Not normal enough. Would you do all your personal emailing on your work email? I don't know why so many people have a blind spot when it comes to GitHub

At $JOB, it's mandated to have a separate GitHub account

I certainly do - my work GitHub profile is attached to my work email address whereas my personal GitHub is attached to my personal email address.

it's a complete separation of responsibilities in the same way that I have a work laptop and a personal laptop.

Yes. My work GitHub account is via SSO using my work creds. My personal GitHub account is much older and uses my personal email address.

Of course, we can’t (or shouldn’t) be uploading any of our code to GitHub for work. We have self-hosted Bitbucket servers. The corporate GitHub accounts are strictly used for Copilot.

If/when I leave the company, I’m pretty sure they don’t want all the code tied to my personal account. That sounds like a nightmare. I don’t want that either.

Thanks all. You've convinced me. I'll set up a new profile for the next time I need to work with a company.
I don’t think I’d ever sign up for personal stuff with my work email.
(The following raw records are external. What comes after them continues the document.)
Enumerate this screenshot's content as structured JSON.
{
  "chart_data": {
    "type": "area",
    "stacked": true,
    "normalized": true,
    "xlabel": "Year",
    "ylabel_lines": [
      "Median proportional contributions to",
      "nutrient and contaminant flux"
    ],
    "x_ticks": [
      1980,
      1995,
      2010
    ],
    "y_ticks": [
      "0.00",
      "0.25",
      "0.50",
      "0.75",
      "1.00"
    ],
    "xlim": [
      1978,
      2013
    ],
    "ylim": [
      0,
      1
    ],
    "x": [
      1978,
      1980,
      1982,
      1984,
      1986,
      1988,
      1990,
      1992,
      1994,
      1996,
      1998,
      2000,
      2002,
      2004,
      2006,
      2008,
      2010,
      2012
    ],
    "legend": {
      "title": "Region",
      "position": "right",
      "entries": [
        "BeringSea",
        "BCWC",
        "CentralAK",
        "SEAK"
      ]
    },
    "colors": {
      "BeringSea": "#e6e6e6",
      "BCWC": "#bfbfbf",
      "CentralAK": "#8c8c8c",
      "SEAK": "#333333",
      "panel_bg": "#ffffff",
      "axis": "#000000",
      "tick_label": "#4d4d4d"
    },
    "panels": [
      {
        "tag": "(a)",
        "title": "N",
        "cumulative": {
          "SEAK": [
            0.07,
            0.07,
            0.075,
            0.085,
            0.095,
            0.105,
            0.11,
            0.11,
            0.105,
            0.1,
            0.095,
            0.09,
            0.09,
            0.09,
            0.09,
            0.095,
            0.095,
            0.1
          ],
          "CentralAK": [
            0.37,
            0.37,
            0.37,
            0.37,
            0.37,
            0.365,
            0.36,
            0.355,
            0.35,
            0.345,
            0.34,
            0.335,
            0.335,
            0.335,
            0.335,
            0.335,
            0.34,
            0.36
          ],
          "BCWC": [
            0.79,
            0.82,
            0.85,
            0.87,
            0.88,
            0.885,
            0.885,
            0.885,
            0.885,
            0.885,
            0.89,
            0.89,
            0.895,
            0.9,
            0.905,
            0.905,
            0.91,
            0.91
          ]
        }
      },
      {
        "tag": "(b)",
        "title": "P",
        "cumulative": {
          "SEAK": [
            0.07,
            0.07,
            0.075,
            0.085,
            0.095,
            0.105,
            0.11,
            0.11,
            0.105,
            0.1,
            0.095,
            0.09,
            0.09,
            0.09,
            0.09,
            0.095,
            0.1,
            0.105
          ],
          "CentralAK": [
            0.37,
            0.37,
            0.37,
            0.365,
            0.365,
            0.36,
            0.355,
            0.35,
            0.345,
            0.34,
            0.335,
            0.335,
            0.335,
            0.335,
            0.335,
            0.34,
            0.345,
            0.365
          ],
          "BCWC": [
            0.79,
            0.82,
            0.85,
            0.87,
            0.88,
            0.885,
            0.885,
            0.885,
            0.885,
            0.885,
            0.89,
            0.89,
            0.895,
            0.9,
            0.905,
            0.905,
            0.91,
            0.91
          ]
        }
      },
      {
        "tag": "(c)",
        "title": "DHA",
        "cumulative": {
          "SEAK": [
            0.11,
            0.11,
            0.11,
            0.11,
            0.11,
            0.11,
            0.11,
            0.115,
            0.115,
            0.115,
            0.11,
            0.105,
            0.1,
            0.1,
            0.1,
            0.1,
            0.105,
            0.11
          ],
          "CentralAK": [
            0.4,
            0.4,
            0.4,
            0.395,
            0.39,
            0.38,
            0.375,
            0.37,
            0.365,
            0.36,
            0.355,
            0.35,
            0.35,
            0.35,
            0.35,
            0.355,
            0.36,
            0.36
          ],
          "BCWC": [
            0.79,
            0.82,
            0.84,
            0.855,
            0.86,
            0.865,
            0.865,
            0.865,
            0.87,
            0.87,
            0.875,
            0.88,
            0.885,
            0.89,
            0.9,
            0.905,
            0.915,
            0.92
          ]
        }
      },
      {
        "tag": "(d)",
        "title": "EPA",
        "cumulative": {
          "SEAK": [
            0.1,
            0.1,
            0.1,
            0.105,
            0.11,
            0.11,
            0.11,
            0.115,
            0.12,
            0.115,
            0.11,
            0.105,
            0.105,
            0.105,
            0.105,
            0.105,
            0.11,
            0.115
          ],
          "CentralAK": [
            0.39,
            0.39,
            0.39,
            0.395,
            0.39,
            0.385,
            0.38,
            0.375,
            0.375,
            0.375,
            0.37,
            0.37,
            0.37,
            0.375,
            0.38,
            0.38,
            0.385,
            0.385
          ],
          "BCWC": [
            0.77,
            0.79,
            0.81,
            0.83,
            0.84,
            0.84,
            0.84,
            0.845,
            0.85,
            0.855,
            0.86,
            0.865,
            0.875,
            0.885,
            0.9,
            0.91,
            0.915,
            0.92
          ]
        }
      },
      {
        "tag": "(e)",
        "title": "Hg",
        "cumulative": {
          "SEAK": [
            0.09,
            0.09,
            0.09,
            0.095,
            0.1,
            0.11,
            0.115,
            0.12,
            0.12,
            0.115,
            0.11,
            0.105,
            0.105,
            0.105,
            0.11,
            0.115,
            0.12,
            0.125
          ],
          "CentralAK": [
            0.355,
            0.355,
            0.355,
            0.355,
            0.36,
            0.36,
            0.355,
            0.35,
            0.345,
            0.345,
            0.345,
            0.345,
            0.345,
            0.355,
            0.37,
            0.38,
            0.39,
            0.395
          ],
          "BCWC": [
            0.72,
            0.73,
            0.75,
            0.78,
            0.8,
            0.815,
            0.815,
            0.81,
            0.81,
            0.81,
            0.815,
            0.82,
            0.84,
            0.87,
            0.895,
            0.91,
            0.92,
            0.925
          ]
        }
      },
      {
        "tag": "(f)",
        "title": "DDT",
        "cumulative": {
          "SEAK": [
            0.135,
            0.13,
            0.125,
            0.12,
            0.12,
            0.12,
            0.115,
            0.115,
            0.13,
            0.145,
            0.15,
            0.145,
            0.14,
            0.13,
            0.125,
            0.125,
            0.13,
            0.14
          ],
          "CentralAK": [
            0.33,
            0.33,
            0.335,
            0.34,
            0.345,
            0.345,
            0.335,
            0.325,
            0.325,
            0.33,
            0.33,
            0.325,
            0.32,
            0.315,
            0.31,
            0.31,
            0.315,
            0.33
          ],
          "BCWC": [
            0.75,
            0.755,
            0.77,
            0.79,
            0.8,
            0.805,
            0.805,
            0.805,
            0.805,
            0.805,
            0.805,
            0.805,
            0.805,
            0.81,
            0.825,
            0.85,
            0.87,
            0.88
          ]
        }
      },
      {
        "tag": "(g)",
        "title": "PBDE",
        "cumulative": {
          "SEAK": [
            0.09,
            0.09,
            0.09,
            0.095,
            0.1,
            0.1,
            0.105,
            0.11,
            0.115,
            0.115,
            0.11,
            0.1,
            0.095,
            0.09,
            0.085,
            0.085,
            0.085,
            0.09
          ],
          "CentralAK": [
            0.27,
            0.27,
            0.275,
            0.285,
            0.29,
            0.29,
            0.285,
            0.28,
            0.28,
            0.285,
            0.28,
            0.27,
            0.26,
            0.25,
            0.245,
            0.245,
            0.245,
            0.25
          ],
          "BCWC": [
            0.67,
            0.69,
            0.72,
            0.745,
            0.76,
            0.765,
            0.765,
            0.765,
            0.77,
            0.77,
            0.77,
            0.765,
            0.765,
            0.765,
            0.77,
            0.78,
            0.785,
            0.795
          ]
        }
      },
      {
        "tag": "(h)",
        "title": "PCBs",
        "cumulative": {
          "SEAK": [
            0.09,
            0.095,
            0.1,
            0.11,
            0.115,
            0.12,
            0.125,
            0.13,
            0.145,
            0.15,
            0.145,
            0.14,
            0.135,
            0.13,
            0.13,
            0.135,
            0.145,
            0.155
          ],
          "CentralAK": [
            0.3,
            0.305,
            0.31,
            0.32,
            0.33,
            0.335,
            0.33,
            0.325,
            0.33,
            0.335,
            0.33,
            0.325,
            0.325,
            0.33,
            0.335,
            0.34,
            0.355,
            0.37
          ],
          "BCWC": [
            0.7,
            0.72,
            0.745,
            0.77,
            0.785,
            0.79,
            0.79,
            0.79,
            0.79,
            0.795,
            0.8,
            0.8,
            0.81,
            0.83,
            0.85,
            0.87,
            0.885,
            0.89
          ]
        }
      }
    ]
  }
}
Those are two areas of my life I keep separate.

If you want a personal account and are willing to pay for it, sign up under a non-work account. Use that at home, and use your work account at work. This makes sense to me.

It's called domain claiming. Your org should have notified you, or asked that you migrated the email to your personal one.
Why are you using your personal account for work?

_always_ and I mean _always_ have a separate github/gitlab account for work and private things, otherwise you risk getting a lawsuit of your (former) employers. Especially if your work contract assigns all intellectual property rights to the employer.

I disagree with most of these posters. I am a person on GitHub. I don’t become a different person once the work day starts. I’ve done plenty of OSS as an employee of companies, and I’ve done more OSS work as an individual.

Although you _can_ use separate accounts, the idea that you MUST is nonsense.

But yes, I encountered the same thing once I was added to my full-time employer’s GHE Cloud account. So far, not a problem.